Expanding and Simplifying Algebraic Expressions
In this article, we will explore the expansion and simplification of an algebraic expression involving three variables: x, y, and z. The expression in question is:
(3x + 2y + 2z) (9x² + 4y² + 4z² – 6xy – 4yz – 6zx)
Step 1: Expand the Expression
To expand the expression, we will multiply each term in the first bracket with each term in the second bracket.
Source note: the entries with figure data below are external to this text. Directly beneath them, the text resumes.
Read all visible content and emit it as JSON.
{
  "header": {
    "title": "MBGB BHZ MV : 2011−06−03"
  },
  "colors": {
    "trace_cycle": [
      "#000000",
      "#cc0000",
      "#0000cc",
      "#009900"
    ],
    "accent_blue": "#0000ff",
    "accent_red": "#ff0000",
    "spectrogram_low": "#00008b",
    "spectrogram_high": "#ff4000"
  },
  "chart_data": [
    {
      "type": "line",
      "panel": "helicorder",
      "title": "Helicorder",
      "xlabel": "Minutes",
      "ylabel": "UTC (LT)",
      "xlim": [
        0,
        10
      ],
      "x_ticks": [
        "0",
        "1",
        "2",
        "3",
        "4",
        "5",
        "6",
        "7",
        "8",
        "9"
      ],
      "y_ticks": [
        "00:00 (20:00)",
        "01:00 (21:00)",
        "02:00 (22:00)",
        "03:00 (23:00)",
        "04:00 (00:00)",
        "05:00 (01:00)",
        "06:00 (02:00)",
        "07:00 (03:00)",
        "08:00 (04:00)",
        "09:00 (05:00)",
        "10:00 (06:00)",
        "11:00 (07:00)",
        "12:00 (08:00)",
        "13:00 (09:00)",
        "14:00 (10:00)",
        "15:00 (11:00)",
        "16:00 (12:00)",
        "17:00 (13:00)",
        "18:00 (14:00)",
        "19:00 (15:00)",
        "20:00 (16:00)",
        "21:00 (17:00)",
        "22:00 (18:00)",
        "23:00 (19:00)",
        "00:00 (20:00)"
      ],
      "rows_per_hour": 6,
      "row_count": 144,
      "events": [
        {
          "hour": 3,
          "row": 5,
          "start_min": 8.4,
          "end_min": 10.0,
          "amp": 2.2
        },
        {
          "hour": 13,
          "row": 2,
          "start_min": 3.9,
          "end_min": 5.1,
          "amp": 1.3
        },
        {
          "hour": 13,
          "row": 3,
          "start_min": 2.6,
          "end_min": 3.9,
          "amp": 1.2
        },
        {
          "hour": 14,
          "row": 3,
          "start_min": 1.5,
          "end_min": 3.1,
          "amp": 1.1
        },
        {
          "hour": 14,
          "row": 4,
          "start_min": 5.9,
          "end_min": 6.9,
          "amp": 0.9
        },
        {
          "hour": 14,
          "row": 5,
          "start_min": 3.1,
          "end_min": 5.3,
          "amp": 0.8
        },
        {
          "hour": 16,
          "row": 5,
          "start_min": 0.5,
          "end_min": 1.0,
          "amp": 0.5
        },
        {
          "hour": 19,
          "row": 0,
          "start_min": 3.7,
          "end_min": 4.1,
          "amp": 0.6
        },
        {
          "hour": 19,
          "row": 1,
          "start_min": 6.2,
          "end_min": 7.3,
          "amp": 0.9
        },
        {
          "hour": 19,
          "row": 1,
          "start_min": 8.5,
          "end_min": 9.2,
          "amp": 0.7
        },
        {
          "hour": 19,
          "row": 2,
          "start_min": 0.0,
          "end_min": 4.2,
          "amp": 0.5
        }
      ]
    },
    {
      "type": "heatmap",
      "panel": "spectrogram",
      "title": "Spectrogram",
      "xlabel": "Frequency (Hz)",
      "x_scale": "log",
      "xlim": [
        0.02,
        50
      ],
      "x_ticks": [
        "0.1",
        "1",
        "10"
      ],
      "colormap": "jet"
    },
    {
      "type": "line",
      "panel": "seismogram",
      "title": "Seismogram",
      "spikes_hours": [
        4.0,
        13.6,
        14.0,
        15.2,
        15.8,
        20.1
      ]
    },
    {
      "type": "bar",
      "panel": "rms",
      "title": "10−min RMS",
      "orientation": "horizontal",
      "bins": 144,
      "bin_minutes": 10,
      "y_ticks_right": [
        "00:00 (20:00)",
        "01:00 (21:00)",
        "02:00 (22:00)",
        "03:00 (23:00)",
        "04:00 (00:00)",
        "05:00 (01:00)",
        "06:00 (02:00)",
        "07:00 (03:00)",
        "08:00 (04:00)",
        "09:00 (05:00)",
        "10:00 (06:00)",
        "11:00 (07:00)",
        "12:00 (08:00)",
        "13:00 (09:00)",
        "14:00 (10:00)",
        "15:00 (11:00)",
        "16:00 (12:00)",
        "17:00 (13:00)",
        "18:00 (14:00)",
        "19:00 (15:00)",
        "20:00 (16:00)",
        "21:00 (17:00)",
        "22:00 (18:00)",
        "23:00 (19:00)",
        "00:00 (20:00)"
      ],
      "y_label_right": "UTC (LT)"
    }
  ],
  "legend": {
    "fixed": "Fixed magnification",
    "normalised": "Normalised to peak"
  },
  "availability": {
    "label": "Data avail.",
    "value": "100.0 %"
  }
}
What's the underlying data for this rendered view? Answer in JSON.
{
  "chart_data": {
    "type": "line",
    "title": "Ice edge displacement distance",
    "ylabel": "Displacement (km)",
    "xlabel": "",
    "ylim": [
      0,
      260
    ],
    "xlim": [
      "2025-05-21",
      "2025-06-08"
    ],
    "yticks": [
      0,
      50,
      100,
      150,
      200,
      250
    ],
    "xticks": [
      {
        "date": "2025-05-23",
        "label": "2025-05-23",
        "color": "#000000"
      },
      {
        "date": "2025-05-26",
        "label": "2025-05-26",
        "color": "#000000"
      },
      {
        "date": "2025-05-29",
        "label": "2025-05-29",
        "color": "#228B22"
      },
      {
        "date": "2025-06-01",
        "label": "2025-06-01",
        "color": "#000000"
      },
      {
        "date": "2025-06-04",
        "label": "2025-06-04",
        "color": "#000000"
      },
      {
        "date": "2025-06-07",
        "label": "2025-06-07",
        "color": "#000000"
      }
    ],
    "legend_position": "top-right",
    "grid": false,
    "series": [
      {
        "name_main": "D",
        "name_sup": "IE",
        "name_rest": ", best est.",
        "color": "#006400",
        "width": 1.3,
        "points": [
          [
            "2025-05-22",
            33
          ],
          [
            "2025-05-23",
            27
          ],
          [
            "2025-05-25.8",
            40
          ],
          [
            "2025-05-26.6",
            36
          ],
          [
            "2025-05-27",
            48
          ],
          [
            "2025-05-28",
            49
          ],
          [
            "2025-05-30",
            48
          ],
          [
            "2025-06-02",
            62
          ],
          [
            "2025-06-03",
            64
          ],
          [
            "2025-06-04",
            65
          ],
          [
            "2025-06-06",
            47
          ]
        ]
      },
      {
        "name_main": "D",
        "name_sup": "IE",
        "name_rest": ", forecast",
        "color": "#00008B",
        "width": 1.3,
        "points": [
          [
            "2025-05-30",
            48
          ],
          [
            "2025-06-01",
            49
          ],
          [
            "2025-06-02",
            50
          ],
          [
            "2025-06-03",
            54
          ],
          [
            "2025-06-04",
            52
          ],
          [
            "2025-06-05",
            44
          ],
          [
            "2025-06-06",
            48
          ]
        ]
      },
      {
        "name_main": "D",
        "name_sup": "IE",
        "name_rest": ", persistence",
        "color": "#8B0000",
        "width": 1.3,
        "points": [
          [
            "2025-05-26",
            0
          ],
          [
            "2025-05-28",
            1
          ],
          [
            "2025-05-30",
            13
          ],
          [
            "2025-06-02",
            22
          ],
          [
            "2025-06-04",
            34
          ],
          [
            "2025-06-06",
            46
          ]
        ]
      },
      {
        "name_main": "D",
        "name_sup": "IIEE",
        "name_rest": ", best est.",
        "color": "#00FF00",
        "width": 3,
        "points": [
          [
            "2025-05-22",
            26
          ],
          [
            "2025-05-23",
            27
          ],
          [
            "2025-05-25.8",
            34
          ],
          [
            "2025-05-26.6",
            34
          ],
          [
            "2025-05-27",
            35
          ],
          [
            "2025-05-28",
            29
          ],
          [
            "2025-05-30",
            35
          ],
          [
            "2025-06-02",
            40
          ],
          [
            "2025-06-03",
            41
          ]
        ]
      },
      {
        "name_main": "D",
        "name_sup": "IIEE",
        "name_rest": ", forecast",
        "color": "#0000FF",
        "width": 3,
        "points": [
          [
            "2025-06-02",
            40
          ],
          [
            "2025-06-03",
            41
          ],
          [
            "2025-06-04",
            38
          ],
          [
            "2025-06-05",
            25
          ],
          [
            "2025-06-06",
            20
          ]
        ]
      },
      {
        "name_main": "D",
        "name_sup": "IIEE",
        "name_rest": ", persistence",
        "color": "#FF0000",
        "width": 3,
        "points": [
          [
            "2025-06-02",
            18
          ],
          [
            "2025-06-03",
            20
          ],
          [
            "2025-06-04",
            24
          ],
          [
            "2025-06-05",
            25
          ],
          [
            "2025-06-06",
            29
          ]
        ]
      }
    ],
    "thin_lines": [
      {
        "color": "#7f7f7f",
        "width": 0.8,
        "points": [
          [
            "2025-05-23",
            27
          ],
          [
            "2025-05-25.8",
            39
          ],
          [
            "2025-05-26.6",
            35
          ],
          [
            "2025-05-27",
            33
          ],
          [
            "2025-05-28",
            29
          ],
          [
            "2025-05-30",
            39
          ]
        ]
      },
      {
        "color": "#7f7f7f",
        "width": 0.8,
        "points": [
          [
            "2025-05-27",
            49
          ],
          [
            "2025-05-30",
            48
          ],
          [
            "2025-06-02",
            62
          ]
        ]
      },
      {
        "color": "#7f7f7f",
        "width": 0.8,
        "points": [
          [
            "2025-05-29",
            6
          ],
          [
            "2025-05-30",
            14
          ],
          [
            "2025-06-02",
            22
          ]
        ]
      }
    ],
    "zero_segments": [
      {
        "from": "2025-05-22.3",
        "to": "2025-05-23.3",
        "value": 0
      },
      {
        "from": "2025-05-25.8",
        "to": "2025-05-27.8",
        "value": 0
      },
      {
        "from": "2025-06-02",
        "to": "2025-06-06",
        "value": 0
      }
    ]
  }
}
(3x + 2y + 2z) (9x²) = 27x³ + 18xy + 18xz (3x + 2y + 2z) (4y²) = 12xy² + 8y³ + 8yz² (3x + 2y + 2z) (4z²) = 12xz² + 8y²z + 8z³ (3x + 2y + 2z) (-6xy) = -18x²y - 12xy² - 12xyz (3x + 2y + 2z) (-4yz) = -12xyz - 8y²z - 8yz² (3x + 2y + 2z) (-6zx) = -18x²z - 12xyz - 12xz²
Step 2: Combine Like Terms
Now, let's combine like terms:
- x³ term: 27x³
- xy term: 18xy - 18x²y - 12xy² = -18x²y - 6xy²
- xz term: 18xz - 18x²z - 12xyz = -18x²z - 6xyz
- y² term: 12xy² + 8y³ = 8y³ + 12xy²
- yz term: 8yz² - 12xyz - 8y²z = -4y²z - 4xyz
- z² term: 12xz² + 8z³ = 8z³ + 12xz²
- y³ term: 8y³
- z³ term: 8z³
Simplified Expression
The final simplified expression is:
27x³ - 18x²y - 6xy² - 18x²z - 6xyz + 8y³ - 4y²z - 4xyz + 8z³ + 12xz²
This is the expanded and simplified form of the original expression.